Student Loans = Student Debt

Date:

This college year has seen a large increase in the number of students taking out loans in order to go to college. As part of an aggressive advance into the student debt market, Bank of Ireland has already agreed schemes to provide “discounted loans” to students in DCU and Trinity, and to postgraduate students across the country (in this case the scheme was negotiated directly with theState) .BofI is also said to be in “advanced discussions” with over 10 other 3rd-level institutions.

After the raising of the so-called ‘registration fee’ (which in reality is tuition fees by another name) to €2,250 over the years of the crisis, many students are now left in a situation where they need credit in order to attend third-level college. Clearly, with the registration fee due to rise to over €3000 in the next few years, the student debt market will only continue to expand.

This should be seen as the ‘thin end of the wedge’ in a creeping privatisation of 3rd level funding. The austerity agenda of the government and the EU/IMF, coupled with a pre-existing neoliberal ideological commitment to transforming public services into businesses which must turn a profit, means that the funding of 3rd level education by means of private credit is an attractive policy. Students are increasingly treated as consumers of a product rather than participants in an educational process which benefits society, and are increasingly expected to act as a revenue source for the state, for universities and for financial institutions.
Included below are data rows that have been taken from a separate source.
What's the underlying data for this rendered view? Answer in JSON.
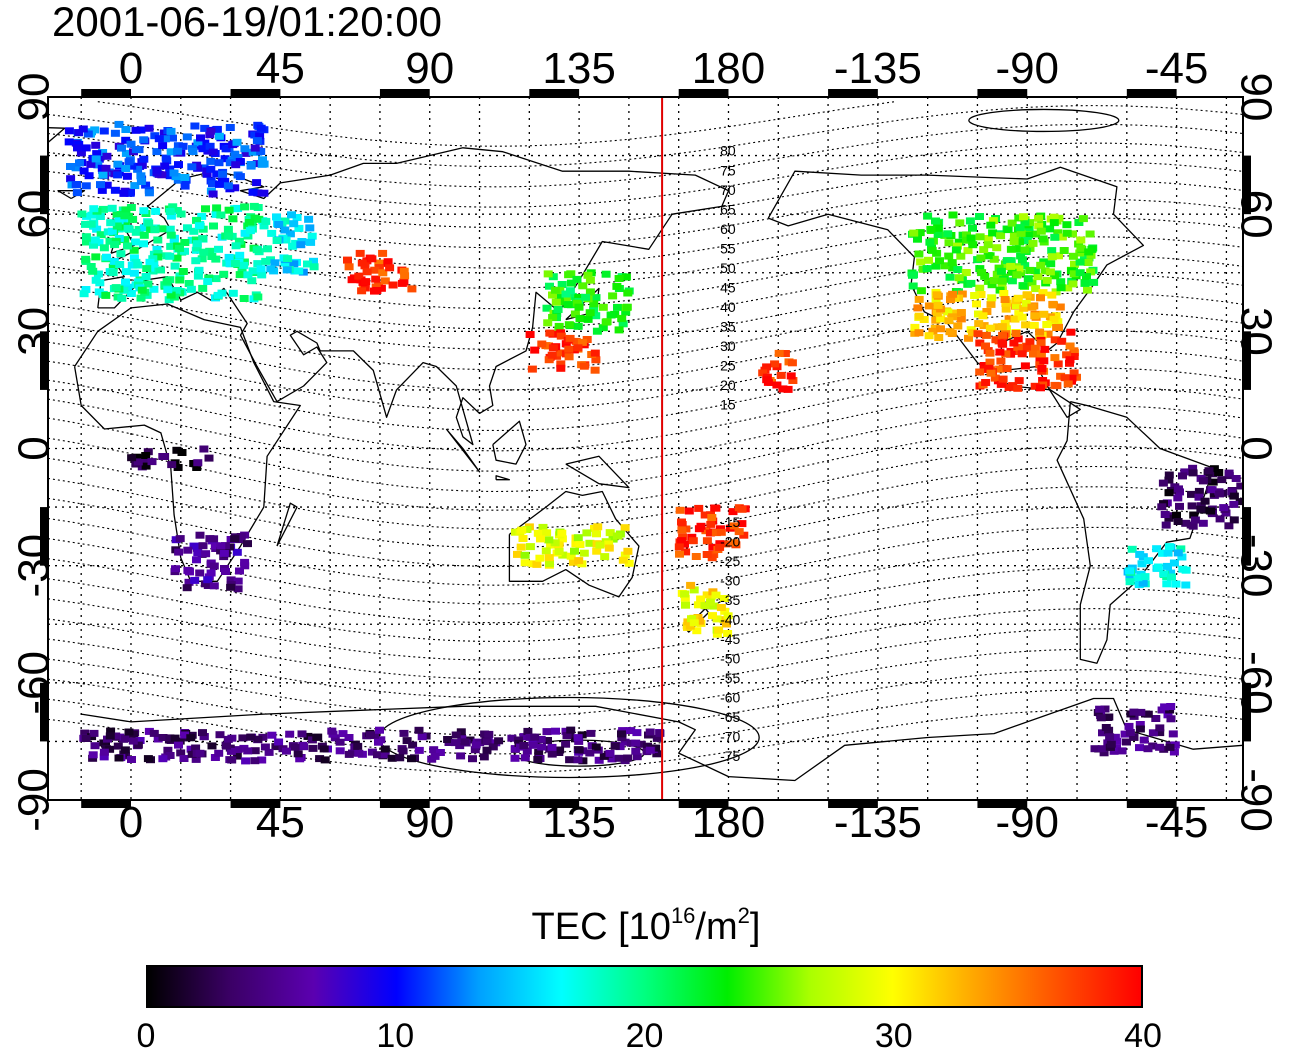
{
  "timestamp": "2001-06-19/01:20:00",
  "map": {
    "lon_ticks_labels": [
      "0",
      "45",
      "90",
      "135",
      "180",
      "-135",
      "-90",
      "-45"
    ],
    "lon_ticks_values": [
      0,
      45,
      90,
      135,
      180,
      225,
      270,
      315
    ],
    "lat_ticks_labels": [
      "90",
      "60",
      "30",
      "0",
      "-30",
      "-60",
      "-90"
    ],
    "lat_ticks_values": [
      90,
      60,
      30,
      0,
      -30,
      -60,
      -90
    ],
    "lon_range": [
      -25,
      335
    ],
    "lat_range": [
      -90,
      90
    ],
    "grid": true,
    "local_time_meridian_lon": 160,
    "local_time_meridian_color": "#e00000",
    "magnetic_lat_labels_north": [
      "80",
      "75",
      "70",
      "65",
      "60",
      "55",
      "50",
      "45",
      "40",
      "35",
      "30",
      "25",
      "20",
      "15"
    ],
    "magnetic_lat_labels_south": [
      "-15",
      "-20",
      "-25",
      "-30",
      "-35",
      "-40",
      "-45",
      "-50",
      "-55",
      "-60",
      "-65",
      "-70",
      "-75"
    ]
  },
  "colorbar": {
    "label_main": "TEC  [10",
    "label_exp": "16",
    "label_unit": "/m",
    "label_exp2": "2",
    "label_end": "]",
    "ticks": [
      "0",
      "10",
      "20",
      "30",
      "40"
    ],
    "range": [
      0,
      40
    ]
  },
  "colors": {
    "jet_stops": [
      "#000000",
      "#3b0066",
      "#5b00b0",
      "#0000ff",
      "#00a0ff",
      "#00ffff",
      "#00ff80",
      "#00ee00",
      "#aaff00",
      "#ffff00",
      "#ffa500",
      "#ff5000",
      "#ff0000"
    ]
  },
  "chart_data": {
    "type": "heatmap",
    "title": "2001-06-19/01:20:00",
    "colorbar_range": [
      0,
      40
    ],
    "regions": [
      {
        "lon": [
          -20,
          40
        ],
        "lat": [
          65,
          83
        ],
        "tec": 11
      },
      {
        "lon": [
          -15,
          40
        ],
        "lat": [
          38,
          62
        ],
        "tec": 19
      },
      {
        "lon": [
          40,
          55
        ],
        "lat": [
          45,
          60
        ],
        "tec": 16
      },
      {
        "lon": [
          65,
          85
        ],
        "lat": [
          40,
          50
        ],
        "tec": 38
      },
      {
        "lon": [
          125,
          150
        ],
        "lat": [
          30,
          45
        ],
        "tec": 23
      },
      {
        "lon": [
          120,
          140
        ],
        "lat": [
          20,
          30
        ],
        "tec": 38
      },
      {
        "lon": [
          190,
          200
        ],
        "lat": [
          15,
          25
        ],
        "tec": 38
      },
      {
        "lon": [
          235,
          290
        ],
        "lat": [
          40,
          60
        ],
        "tec": 24
      },
      {
        "lon": [
          235,
          280
        ],
        "lat": [
          28,
          40
        ],
        "tec": 32
      },
      {
        "lon": [
          255,
          285
        ],
        "lat": [
          15,
          30
        ],
        "tec": 38
      },
      {
        "lon": [
          0,
          25
        ],
        "lat": [
          -5,
          0
        ],
        "tec": 2
      },
      {
        "lon": [
          13,
          35
        ],
        "lat": [
          -37,
          -22
        ],
        "tec": 5
      },
      {
        "lon": [
          115,
          150
        ],
        "lat": [
          -30,
          -20
        ],
        "tec": 29
      },
      {
        "lon": [
          165,
          180
        ],
        "lat": [
          -48,
          -35
        ],
        "tec": 30
      },
      {
        "lon": [
          165,
          185
        ],
        "lat": [
          -28,
          -15
        ],
        "tec": 38
      },
      {
        "lon": [
          300,
          320
        ],
        "lat": [
          -35,
          -25
        ],
        "tec": 17
      },
      {
        "lon": [
          310,
          335
        ],
        "lat": [
          -20,
          -5
        ],
        "tec": 3
      },
      {
        "lon": [
          -15,
          160
        ],
        "lat": [
          -80,
          -72
        ],
        "tec": 4
      },
      {
        "lon": [
          290,
          315
        ],
        "lat": [
          -78,
          -66
        ],
        "tec": 4
      }
    ]
  }
}
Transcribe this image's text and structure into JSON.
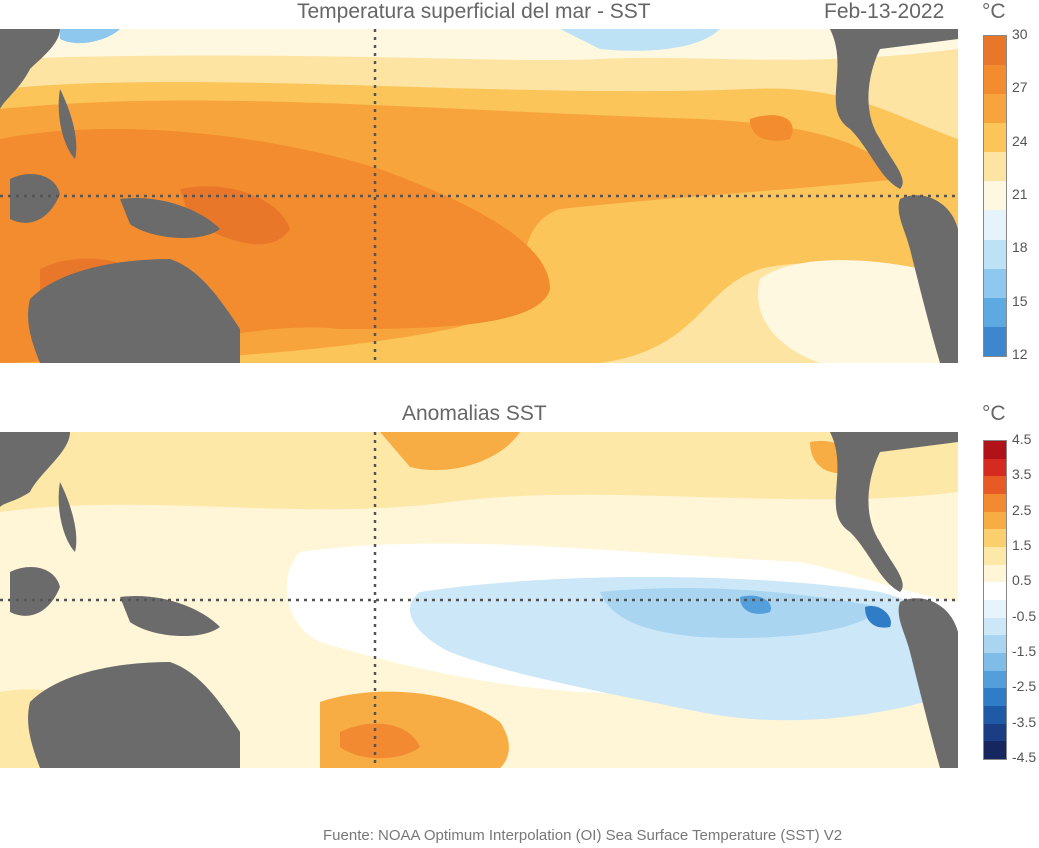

The upshot of this is that access to education will increasingly depend on students’ (or their parents’) ability to access credit, and to handle the debt burden. In other words: this will function as a barrier to working class students accessing higher education.

So far, political opposition from the student unions and the Union of Students in Ireland has focused on the details of the plan rather than on the issue of free education. USI have criticised the ‘punitive’ interest rates being charged to students (around 10%) and have raised issues around access to loans, but have thus far remained relatively mute on the wider political issue of who should pay for education (despite being mandated by students to fight for free fees funded entirely by the Exchequer).

As anarchists, we oppose the reshaping of education to the logic of the markets and oppose all class barriers to education. However, we also recognise that this can only be achieved if students organise, in solidarity with other working class people, and take direct action to fight for our right to an education.

WSM members are involved in Free Education for Everyone, a grassroots campaign of students, education workers, and others affected by these issues, which opposes the neoliberal restructuring of education.